One question that I am frequently asked is ‘how do you stay motivated’?

People envisage motivation as being high energy, jumping out of bed each morning with fists clenched and ready for action. Always enthused and smiling, relentless in the pursuit of goals.

This is overly simplistic and of course unrealistic in the long term.

What people forget is that the very definition for motivation is ‘a reason or reasons for acting or behaving in a particular way’ or in other words the ‘motive’!

This is absolutely key.

If you find your ‘motive’ then you are truly quipped with your compass.  The guiding principal for your day to day actions and interactions.  Whether this is individually, part of a team or organisation your thinking and behaviours should align to this.

Maslow spoke of ‘self actualisation’ and Sinek refers to our ‘why’.  It is something deep and profound and this ‘motive’ in turn drives us in the real sense.

In reality, many overlook their ‘motive’ with an over emphasis perhaps on financial reward.
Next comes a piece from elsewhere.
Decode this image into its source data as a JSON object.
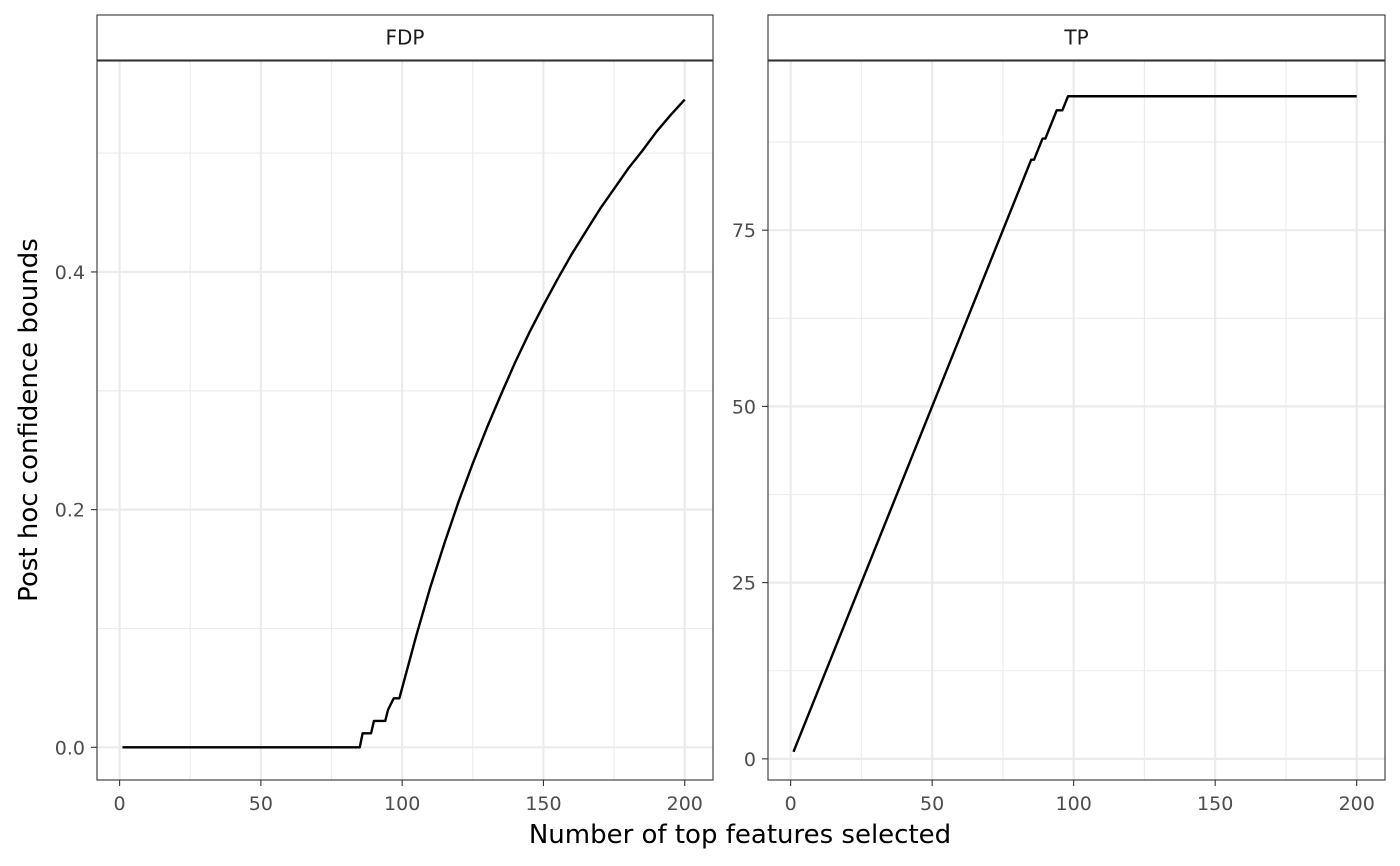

Maybe chasing that bonus in the workplace or perhaps buying an expensive car with the belief that this is their motivation.  This is because in reality they haven’t considered the real ‘motive’ behind their intent.  So too, some companies overly focus upon the outcomes, losing sight of their ‘motive’ and this in turn negatively effects their potential success in the long run.

For those who remain overly focused upon outcomes it is likely that the real ‘motive’ will remain unknown to them.  That is why you may have noticed that the novelty of the new bonus or car, the new organisational system or structure, tends to wear off and the same feelings of longing for something ‘better’ re-emerge.

Research has clearly shown the extrinsic rewards such as a financial bonus or a new car motivates us temporarily but inevitably we revert back to our old ways in time.  I’m not suggesting that they are aren’t useful, but they need to be combined with intrinsic rewards such as feeling more included and being valued by others which leads to longer lasting embedded change.

The best companies in the world and the most successful leaders as individuals are very clear in finding their ‘motive’; what makes them unique and they focus relentlessly upon this.

The benefits and successes that they subsequently experience whether these are financial or status orientated, are almost secondary to this and an inevitable by-product of their powerful ‘motive’.

Steve Jobs of Apple was attributed as saying for example that the ‘motive’ of the company was ‘to remove the barrier of having to learn to use a computer’.  Simple really, but so very effective when we now look at the ease at which a child for example can use an ipad or iphone! It has transformed our world.   As a company, Apple’s subsequent success in terms of financial gain and company status has resulted as a consequence of their singular focus upon their ‘motive’.

So, take the time to find your ‘motive’ rather than your motivation and you too can experience long lasting change and greater success.